Pendant ses 150 premières années, cette société francophone en terre d’Amérique, qui provient à l’époque du plus important pays européen en termes de population et d’économie, s’étendra dans un immense arc de cercle couvrant presque la moitié du continent, d’abord en l’Acadie, ensuite dans la vallée du Saint-Laurent, puis au pays des Illinois, dans la vallée du Mississippi et, finalement, en Grande-Louisiane jusqu’à La Nouvelle-Orléans et aux portes du golfe du Mexique. Si nous traitons ici de l’héritage juridique et judiciaire que nous a laissé la France, ce sera également sans oublier l’influence britannique qui a contribué à nous donner un système de justice hybride, à la fois bilingue et bijuridique. Ce double héritage, unique parmi les pays développés, doit être entretenu et faire l’objet de notre fierté.

1 Un pays aux visages multiples

L’essence même du Canada est dans la pluralité. Le Canada est fédéral, soit composé d’un gouvernement central, de dix gouvernements provinciaux et de trois gouvernements territoriaux.

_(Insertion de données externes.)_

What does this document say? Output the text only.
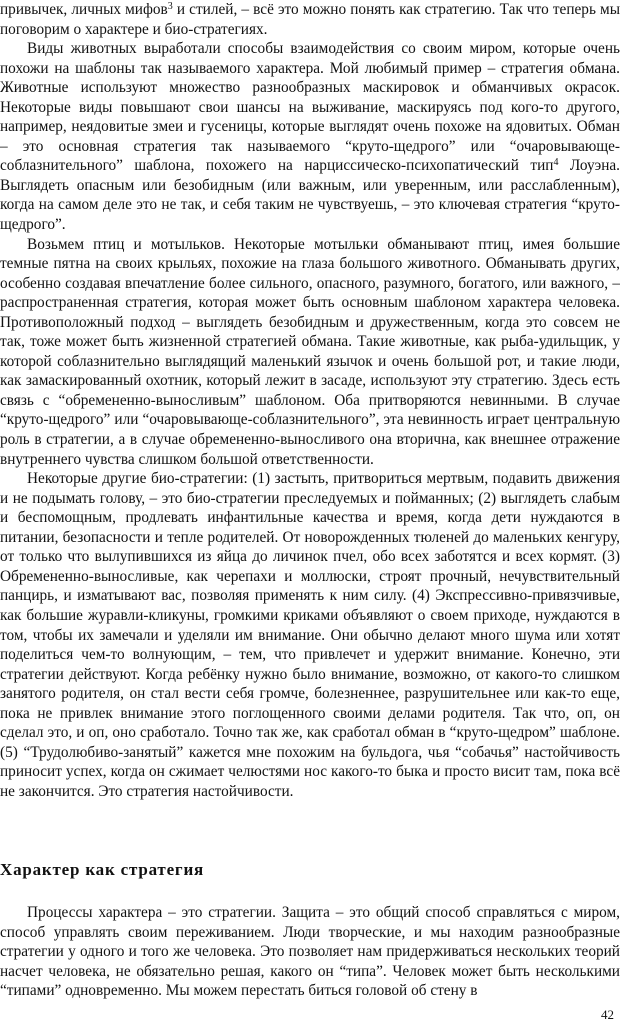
привычек, личных мифов$^3$ и стилей, – всё это можно понять как стратегию. Так что теперь мы поговорим о характере и био-стратегиях.

Виды животных выработали способы взаимодействия со своим миром, которые очень похожи на шаблоны так называемого характера. Мой любимый пример – стратегия обмана. Животные используют множество разнообразных маскировок и обманчивых окрасок. Некоторые виды повышают свои шансы на выживание, маскируясь под кого-то другого, например, неядовитые змеи и гусеницы, которые выглядят очень похоже на ядовитых. Обман – это основная стратегия так называемого “круто-щедрого” или “очаровывающе-соблазнительного” шаблона, похожего на нарциссическо-психопатический тип$^4$ Лоуэна. Выглядеть опасным или безобидным (или важным, или уверенным, или расслабленным), когда на самом деле это не так, и себя таким не чувствуешь, – это ключевая стратегия “круто-щедрого”.

Возьмем птиц и мотыльков. Некоторые мотыльки обманывают птиц, имея большие темные пятна на своих крыльях, похожие на глаза большого животного. Обманывать других, особенно создавая впечатление более сильного, опасного, разумного, богатого, или важного, – распространенная стратегия, которая может быть основным шаблоном характера человека. Противоположный подход – выглядеть безобидным и дружественным, когда это совсем не так, тоже может быть жизненной стратегией обмана. Такие животные, как рыба-удильщик, у которой соблазнительно выглядящий маленький язычок и очень большой рот, и такие люди, как замаскированный охотник, который лежит в засаде, используют эту стратегию. Здесь есть связь с “обремененно-выносливым” шаблоном. Оба притворяются невинными. В случае “круто-щедрого” или “очаровывающе-соблазнительного”, эта невинность играет центральную роль в стратегии, а в случае обремененно-выносливого она вторична, как внешнее отражение внутреннего чувства слишком большой ответственности.

Некоторые другие био-стратегии: (1) застыть, притвориться мертвым, подавить движения и не подымать голову, – это био-стратегии преследуемых и пойманных; (2) выглядеть слабым и беспомощным, продлевать инфантильные качества и время, когда дети нуждаются в питании, безопасности и тепле родителей. От новорожденных тюленей до маленьких кенгуру, от только что вылупившихся из яйца до личинок пчел, обо всех заботятся и всех кормят. (3) Обремененно-выносливые, как черепахи и моллюски, строят прочный, нечувствительный панцирь, и изматывают вас, позволяя применять к ним силу. (4) Экспрессивно-привязчивые, как большие журавли-кликуны, громкими криками объявляют о своем приходе, нуждаются в том, чтобы их замечали и уделяли им внимание. Они обычно делают много шума или хотят поделиться чем-то волнующим, – тем, что привлечет и удержит внимание. Конечно, эти стратегии действуют. Когда ребёнку нужно было внимание, возможно, от какого-то слишком занятого родителя, он стал вести себя громче, болезненнее, разрушительнее или как-то еще, пока не привлек внимание этого поглощенного своими делами родителя. Так что, оп, он сделал это, и оп, оно сработало. Точно так же, как сработал обман в “круто-щедром” шаблоне. (5) “Трудолюбиво-занятый” кажется мне похожим на бульдога, чья “собачья” настойчивость приносит успех, когда он сжимает челюстями нос какого-то быка и просто висит там, пока всё не закончится. Это стратегия настойчивости.

Характер как стратегия

Процессы характера – это стратегии. Защита – это общий способ справляться с миром, способ управлять своим переживанием. Люди творческие, и мы находим разнообразные стратегии у одного и того же человека. Это позволяет нам придерживаться нескольких теорий насчет человека, не обязательно решая, какого он “типа”. Человек может быть несколькими “типами” одновременно. Мы можем перестать биться головой об стену в

42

Le Canada est bilingue, soit composé d’un gouvernement fédéral bilingue et de tribunaux fédéraux bilingues, la Cour suprême du Canada et la Cour fédérale. De plus, il comporte deux gouvernements provinciaux bilingues, soit le Nouveau-Brunswick et le Manitoba, et une province francophone, le Québec, où l’usage de l’anglais est autorisé devant les tribunaux et à l’Assemblée nationale. Finalement, plusieurs provinces anglophones, dont l’Ontario, offrent des services en français dans certaines régions.

Le Canada est bijuridique, en ce que le droit privé du Québec est codifié et inspiré du Code civil français, alors que le droit privé des autres provinces et territoires est le droit coutumier d’origine britannique, la common law. De plus, l’article 133 de la Loi constitutionnelle de 1867[2] exige que les lois soient adoptées, imprimées et publiées dans les deux langues officielles et l’article 18 de la Charte canadienne des droits et libertés[3] prévoit que les deux versions ont « également force de loi[4] ». La politique de rédaction des lois fédérales reflète ces exigences, puisqu’elle prévoit depuis 1978 leur corédaction dans chaque langue, plutôt que leur traduction.

Une nouvelle Politique sur le bijuridisme législatif datant de 1995 allait dans le même sens et affirmait :

[I]l est impératif que les quatre auditoires canadiens (les francophones civilistes, les francophones de common law, les anglophones civilistes et les anglophones de common law) à qui sont destinés les lois et les règlements fédéraux puissent, d’une part, lire ces textes dans la langue officielle de leur choix et, d’autre part, y retrouver une terminologie et une formulation qui soient respectueuses des concepts, notions et institutions propres au régime juridique (droit civil ou common law) en application dans leur province ou territoire[5].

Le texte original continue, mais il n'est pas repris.